According to court documents, Glendon Swift, 62, has admitted that he left two anonymous telephone messages at the office of U.S. Rep. Eric Cantor (R-Va) in October, and said he was drunk when he did so. Swift was ordered detained Friday by U.S. Magistrate Judge Clifford Shirley pending a Dec. 20 hearing at which he is expected to plead guilty to one count of threatening a federal official's family.
The plea deal calls for a 13-month prison term. But U.S. District Judge Tom Varlan must approve it at an April 4 sentencing.
When FBI agents from the Richmond, Va., field office first questioned Swift about the calls, he readily admitted he had made them, court documents state.
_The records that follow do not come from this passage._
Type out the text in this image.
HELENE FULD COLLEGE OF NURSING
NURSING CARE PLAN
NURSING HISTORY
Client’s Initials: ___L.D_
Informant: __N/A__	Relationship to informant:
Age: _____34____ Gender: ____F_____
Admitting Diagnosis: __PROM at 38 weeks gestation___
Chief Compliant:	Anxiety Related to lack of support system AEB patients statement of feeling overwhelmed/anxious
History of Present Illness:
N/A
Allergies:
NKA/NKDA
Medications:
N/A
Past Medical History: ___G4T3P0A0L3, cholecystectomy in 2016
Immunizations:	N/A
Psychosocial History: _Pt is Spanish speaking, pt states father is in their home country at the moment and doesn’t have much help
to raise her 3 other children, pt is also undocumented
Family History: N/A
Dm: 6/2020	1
Swift "immediately responded that he was aware of why the agents were there and stated that he 'got drunk the other night and started cussing people out,' " a court document states.
Swift, after consulting with an attorney, has signed a plea agreement. He has also agreed to have the case handled in Knoxville instead of Virginia.
The calls were made on Swift's cellphone. They were "laden with the screaming and ranting of profanities," and made derogatory references to the fact that Cantor is Jewish.
In one of the calls, Swift says: "How about if I rape your daughter? How about that, if I come into your house and kill your wife."
Available court documents do not indicate Swift's motive in making the call.